I'm curious if you're hitting GHA rate limits.
e
Copy code
20:30:35.87 [INFO] Counters:
  backtrack_attempts: 0
  docker_execution_errors: 0
  docker_execution_requests: 0
  docker_execution_successes: 0
  local_cache_read_errors: 0
  local_cache_requests: 324
  local_cache_requests_cached: 1
  local_cache_requests_uncached: 323
  local_cache_total_time_saved_ms: 2215
  local_cache_write_errors: 0
  local_execution_requests: 323
  local_process_total_time_run_ms: 1771296
  remote_cache_read_errors: 0
  remote_cache_request_timeouts: 0
  remote_cache_requests: 319
  remote_cache_requests_cached: 0
  remote_cache_requests_uncached: 319
  remote_cache_speculation_local_completed_first: 0
  remote_cache_speculation_remote_completed_first: 0
  remote_cache_total_time_saved_ms: 0
  remote_cache_write_attempts: 318
  remote_cache_write_errors: 316
  remote_cache_write_successes: 2
  remote_execution_errors: 0
  remote_execution_requests: 0
  remote_execution_rpc_errors: 0
  remote_execution_rpc_execute: 0
  remote_execution_rpc_retries: 0
  remote_execution_rpc_wait_execution: 0
  remote_execution_success: 0
  remote_execution_timeouts: 0
  remote_process_total_time_run_ms: 0
  remote_store_exists_attempts: 1677
  remote_store_exists_errors: 316
  remote_store_exists_successes: 1317
  remote_store_missing_digest: 0
  remote_store_read_attempts: 0
  remote_store_read_cached: 0
  remote_store_read_errors: 0
  remote_store_read_uncached: 0
  remote_store_request_timeouts: 0
  remote_store_write_attempts: 640
  remote_store_write_errors: 0
  remote_store_write_successes: 640
Most recent run. I don't think its GHA rate limits. Its an enterprise server, and I've been told rate limits have not been enabled. Not to mention the errors are 400 and 403 errors
t
It's still possible to enable GHA rate limits in GH Enterprise, it's just not enabled by default. You're getting SOME successful cache writes, which leads me to believe the credentials are not the issue.
e
From the sounds of things on my end, the GH admin team does not want to be bothered unless I've got pretty solid evidence they need to fix things. Any idea how I could gather some more information here?
Also, it is worth noting, that despite having successful cache writes, I don't get a single test that is skipped due to reading the cache.

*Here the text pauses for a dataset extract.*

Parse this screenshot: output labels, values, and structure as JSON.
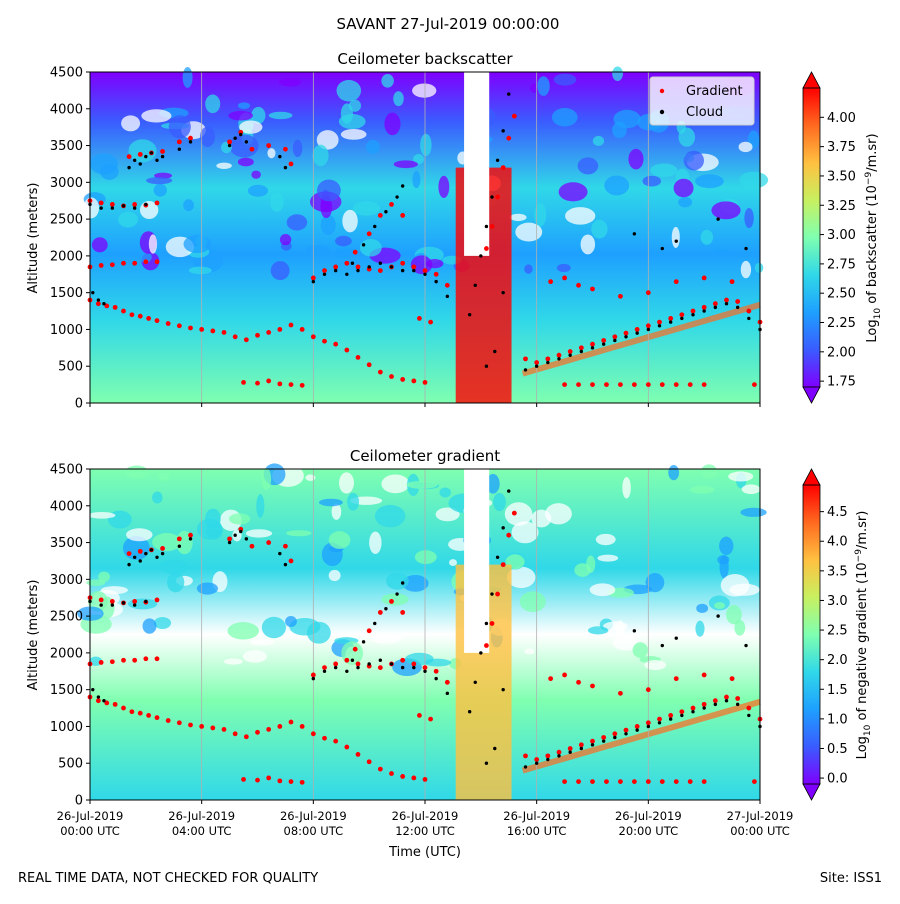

The
test succeeded in 5.1 seconds
output never mentions the cache in my CI
@broad-processor-92400 noticed that openDAL has addressed this issue and that it will likely be fixed by upgrading the pants' version of openDAL. I have a PR up for this now
👍 3
h
Thanks! Link to PR?
b
t
Now that I got my personal Gitea running with Gitea Actions (modeled after GHA), I'll be running some tests this weekend with cache and pants. It'll be great to share a cache with runners to reduce pants bootstrap time during runs.